In December 2004, as part of a continuing nanotechnology initiative begun during the Clinton administration, the National Science and Technology Counsel of the Executive Office of the President published a strategic plan. One of the plan’s stated goals is to support the responsible development of nanotechnology by addressing environmental, health, and safety implications. To that end, the EPA Science Policy Council created a cross-agency work group to assess “key science issues” which the EPA should consider “to ensure that society accrues the important benefits to environmental protection that nanotechnology may offer, as well as to better understand any potential risks from exposure to nanomaterials in the environment.” The EPA’s 2007 white paper resulted from the efforts of this cross-agency group.

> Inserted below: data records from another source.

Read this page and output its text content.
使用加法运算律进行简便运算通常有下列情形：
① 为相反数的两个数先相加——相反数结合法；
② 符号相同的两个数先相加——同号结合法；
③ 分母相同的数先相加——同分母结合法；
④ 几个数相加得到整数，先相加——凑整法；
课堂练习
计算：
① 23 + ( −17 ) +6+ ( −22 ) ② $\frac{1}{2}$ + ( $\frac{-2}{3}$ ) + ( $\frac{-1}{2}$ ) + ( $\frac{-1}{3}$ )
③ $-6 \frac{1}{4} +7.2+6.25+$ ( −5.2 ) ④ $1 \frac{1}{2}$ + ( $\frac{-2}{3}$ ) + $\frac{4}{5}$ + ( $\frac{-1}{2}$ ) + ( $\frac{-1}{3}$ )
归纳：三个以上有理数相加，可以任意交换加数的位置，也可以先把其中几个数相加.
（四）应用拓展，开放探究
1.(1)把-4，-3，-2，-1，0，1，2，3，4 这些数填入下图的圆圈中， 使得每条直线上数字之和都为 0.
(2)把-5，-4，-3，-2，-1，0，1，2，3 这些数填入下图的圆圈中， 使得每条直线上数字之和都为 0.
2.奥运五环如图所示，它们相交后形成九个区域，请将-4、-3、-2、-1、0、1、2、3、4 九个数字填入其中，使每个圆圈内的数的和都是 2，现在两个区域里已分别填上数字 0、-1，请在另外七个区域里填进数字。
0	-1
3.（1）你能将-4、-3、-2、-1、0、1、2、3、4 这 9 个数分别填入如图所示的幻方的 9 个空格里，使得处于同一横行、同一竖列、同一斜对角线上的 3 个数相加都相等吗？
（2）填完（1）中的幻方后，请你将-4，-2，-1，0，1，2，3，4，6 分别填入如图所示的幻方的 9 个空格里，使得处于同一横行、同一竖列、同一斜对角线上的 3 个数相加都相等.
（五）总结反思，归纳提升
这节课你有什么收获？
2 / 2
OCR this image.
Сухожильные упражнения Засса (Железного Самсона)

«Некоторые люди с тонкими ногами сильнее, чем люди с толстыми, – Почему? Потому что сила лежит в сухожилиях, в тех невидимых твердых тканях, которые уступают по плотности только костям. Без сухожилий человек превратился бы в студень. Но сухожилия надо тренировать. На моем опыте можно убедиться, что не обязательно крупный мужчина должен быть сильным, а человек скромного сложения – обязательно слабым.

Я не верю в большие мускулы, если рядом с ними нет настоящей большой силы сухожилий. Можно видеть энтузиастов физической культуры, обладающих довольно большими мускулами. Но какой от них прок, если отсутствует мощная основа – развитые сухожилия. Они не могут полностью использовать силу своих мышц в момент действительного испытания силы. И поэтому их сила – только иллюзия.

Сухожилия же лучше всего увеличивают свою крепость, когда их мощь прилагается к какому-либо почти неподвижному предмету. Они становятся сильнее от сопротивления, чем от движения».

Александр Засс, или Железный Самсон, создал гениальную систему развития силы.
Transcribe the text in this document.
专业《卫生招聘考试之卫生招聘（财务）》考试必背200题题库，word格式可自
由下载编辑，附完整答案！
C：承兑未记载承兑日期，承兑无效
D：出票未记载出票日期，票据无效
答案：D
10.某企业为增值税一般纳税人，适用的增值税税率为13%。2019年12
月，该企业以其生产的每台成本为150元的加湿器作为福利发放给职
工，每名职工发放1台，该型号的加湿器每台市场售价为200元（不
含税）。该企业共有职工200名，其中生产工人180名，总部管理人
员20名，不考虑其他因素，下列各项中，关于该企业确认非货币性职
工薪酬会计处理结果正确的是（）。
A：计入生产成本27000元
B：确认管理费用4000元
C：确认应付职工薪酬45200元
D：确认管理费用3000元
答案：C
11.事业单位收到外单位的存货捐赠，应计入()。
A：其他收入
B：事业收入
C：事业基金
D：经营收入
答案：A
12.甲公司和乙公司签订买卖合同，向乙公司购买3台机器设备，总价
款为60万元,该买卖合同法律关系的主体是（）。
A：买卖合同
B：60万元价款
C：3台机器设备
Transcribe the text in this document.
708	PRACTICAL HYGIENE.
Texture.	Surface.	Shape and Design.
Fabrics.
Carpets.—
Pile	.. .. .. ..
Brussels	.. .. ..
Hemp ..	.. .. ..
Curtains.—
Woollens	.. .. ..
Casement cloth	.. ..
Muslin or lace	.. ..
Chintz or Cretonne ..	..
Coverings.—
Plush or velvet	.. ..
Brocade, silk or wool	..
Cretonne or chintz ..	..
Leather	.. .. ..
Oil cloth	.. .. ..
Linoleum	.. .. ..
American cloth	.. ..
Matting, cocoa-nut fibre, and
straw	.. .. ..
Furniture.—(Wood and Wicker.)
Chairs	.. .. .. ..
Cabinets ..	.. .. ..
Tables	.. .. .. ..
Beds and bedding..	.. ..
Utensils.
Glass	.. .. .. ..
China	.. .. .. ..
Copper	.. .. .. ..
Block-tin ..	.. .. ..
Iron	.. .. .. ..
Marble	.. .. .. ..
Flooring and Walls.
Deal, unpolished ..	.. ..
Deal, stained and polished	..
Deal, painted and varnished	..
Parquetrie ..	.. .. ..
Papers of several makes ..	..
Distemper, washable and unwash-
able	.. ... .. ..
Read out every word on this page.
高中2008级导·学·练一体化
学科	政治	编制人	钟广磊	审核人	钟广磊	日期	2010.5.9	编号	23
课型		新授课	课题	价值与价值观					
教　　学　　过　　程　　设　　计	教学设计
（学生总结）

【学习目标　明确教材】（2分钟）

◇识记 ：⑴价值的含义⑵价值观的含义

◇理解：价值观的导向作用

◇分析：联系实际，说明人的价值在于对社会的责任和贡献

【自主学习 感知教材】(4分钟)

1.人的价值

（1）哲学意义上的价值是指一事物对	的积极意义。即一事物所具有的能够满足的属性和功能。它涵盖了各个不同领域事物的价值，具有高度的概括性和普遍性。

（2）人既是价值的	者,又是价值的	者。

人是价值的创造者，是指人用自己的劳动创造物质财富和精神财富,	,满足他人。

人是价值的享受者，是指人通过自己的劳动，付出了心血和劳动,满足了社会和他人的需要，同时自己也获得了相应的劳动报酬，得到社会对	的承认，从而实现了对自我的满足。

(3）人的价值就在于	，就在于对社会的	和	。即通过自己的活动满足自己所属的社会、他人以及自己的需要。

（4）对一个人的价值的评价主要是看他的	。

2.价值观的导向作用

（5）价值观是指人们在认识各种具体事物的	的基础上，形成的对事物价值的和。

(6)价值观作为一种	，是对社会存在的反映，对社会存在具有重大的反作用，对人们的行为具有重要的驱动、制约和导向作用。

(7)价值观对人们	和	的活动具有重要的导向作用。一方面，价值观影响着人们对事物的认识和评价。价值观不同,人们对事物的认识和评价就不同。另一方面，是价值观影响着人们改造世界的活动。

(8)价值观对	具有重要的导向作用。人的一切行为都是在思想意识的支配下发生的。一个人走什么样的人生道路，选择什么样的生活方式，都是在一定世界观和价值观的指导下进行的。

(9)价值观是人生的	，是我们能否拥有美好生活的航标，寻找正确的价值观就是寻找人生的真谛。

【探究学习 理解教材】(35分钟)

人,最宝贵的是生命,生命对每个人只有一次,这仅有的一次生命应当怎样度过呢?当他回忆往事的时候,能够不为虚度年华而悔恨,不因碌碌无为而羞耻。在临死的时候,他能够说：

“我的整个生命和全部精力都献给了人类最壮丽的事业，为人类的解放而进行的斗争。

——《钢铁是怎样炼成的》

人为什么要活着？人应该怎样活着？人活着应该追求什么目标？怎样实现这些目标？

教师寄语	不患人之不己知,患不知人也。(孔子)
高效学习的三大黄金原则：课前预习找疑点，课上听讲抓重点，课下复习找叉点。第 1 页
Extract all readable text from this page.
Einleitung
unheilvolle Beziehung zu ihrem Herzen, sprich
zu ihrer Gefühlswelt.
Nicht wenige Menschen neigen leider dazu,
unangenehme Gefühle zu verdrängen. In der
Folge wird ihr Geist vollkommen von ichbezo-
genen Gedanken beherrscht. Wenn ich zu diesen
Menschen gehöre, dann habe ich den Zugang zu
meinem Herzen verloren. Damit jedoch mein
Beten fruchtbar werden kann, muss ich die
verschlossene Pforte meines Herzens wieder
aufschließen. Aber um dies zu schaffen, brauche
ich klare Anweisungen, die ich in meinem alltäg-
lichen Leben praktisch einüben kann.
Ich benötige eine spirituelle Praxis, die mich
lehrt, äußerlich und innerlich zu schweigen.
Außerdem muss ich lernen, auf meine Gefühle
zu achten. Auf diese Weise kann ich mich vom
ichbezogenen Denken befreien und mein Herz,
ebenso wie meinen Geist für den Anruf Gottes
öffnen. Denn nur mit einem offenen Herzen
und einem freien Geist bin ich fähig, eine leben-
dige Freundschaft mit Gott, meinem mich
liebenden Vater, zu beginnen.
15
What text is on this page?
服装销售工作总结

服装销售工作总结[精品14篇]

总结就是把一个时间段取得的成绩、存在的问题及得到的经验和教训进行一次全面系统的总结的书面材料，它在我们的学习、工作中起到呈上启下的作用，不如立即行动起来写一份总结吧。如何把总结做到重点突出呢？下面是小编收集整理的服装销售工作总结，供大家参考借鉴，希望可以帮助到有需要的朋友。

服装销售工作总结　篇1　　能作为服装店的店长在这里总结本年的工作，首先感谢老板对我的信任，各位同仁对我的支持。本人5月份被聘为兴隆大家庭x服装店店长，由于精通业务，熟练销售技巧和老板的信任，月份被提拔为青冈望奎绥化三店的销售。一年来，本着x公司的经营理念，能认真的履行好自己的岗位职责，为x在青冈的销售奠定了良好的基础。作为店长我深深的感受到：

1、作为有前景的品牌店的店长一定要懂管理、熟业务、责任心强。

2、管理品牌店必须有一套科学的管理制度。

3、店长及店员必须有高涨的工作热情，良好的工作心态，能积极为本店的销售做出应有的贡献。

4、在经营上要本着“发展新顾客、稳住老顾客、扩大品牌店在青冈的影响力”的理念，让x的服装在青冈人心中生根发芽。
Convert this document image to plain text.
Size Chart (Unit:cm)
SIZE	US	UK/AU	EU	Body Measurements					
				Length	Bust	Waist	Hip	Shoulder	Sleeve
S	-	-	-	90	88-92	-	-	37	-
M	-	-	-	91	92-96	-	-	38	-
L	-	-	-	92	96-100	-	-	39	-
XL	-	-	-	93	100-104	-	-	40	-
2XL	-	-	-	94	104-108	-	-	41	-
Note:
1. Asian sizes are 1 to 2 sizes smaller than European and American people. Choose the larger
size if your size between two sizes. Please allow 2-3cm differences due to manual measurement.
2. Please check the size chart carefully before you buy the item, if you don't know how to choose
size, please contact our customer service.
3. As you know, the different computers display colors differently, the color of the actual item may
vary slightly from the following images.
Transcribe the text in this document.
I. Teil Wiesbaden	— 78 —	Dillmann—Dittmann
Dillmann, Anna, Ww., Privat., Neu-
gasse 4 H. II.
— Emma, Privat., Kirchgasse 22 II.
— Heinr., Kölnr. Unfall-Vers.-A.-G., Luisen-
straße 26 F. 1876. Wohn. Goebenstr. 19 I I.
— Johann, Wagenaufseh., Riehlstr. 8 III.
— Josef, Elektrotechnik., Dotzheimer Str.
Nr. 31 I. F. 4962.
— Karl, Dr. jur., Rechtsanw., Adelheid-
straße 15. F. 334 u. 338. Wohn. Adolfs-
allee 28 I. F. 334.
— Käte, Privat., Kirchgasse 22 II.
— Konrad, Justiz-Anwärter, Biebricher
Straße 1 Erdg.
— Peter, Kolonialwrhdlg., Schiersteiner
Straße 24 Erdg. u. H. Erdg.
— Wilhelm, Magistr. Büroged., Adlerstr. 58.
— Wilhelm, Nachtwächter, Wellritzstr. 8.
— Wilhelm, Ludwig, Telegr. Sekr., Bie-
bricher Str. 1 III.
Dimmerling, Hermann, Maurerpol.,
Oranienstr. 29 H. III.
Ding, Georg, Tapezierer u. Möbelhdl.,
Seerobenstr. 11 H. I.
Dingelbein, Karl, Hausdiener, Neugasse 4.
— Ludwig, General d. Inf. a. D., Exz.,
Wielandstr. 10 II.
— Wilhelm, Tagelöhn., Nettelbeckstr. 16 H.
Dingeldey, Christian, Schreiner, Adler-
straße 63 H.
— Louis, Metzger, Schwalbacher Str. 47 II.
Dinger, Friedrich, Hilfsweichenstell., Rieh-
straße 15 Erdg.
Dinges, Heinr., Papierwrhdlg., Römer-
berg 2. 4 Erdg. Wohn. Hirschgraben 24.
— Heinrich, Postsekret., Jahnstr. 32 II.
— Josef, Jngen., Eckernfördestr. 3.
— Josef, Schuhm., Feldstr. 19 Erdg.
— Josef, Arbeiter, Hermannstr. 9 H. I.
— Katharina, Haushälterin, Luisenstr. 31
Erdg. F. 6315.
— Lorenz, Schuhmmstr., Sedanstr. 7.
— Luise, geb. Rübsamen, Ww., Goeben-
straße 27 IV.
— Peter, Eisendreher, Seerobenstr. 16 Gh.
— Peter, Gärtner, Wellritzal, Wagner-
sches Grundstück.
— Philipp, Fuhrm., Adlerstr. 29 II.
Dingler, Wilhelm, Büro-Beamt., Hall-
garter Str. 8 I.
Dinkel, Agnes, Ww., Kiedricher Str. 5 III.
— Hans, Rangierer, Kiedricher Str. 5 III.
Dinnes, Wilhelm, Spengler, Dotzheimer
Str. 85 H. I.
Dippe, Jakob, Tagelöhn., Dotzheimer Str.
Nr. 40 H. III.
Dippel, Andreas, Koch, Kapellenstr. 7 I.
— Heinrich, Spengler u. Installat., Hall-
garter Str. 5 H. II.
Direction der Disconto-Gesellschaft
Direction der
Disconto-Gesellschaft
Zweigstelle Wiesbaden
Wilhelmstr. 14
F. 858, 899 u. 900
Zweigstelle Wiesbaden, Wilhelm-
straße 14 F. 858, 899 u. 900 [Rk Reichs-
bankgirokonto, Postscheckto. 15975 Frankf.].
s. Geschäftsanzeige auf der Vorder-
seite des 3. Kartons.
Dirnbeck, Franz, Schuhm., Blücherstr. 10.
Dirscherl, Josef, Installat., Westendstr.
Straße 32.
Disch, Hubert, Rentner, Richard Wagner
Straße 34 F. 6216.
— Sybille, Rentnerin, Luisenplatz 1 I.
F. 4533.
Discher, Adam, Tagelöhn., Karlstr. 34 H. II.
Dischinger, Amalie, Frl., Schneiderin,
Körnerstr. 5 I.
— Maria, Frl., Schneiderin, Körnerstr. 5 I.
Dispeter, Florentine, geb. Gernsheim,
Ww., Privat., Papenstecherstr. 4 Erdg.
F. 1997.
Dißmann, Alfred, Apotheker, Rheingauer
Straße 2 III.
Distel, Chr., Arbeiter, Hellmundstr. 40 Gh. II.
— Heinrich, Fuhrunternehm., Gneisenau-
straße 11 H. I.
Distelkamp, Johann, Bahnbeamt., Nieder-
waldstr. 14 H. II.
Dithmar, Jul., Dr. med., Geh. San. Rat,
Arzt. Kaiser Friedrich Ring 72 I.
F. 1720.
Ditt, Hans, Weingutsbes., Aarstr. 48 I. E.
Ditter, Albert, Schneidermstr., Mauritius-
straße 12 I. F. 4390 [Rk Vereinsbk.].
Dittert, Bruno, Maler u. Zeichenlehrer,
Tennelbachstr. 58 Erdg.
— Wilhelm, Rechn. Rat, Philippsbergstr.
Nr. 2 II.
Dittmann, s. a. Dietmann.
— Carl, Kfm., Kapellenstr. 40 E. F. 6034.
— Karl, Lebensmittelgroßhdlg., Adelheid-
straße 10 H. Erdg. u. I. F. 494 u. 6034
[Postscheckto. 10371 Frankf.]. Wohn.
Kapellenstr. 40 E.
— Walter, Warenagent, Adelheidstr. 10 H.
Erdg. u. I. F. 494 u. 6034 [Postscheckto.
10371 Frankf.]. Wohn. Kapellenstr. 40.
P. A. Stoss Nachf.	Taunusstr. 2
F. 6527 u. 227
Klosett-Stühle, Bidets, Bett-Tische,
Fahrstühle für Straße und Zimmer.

Noting that “[o]ur economy will be increasingly affected by nanotechnology as more products containing nanomaterials move from research and development into production and commerce,” the white paper aims “to inform EPA management of the science needs associated with nanotechnology, to support related EPA program office needs, and to communicate these nanotechnology science issues to stakeholders and the public.” The white paper leads with a discussion of potential benefits of nanotechnology, including for environmental clean-up and the sustainable use of resources. After a review of existing information about nanomaterials, the white paper expresses the belief “that partnership with industrial sectors will ensure that responsible development is part of initial decision making,” and that “working in partnership . . . to develop best practices and standards . . . would help ensure the responsible development of the production, use, and end of life management of nanomaterials.” The white paper then offers “an extensive review of pending research needs for both environmental applications and implications of nanotechnology,” concluding with recommendations that likewise focus on further research.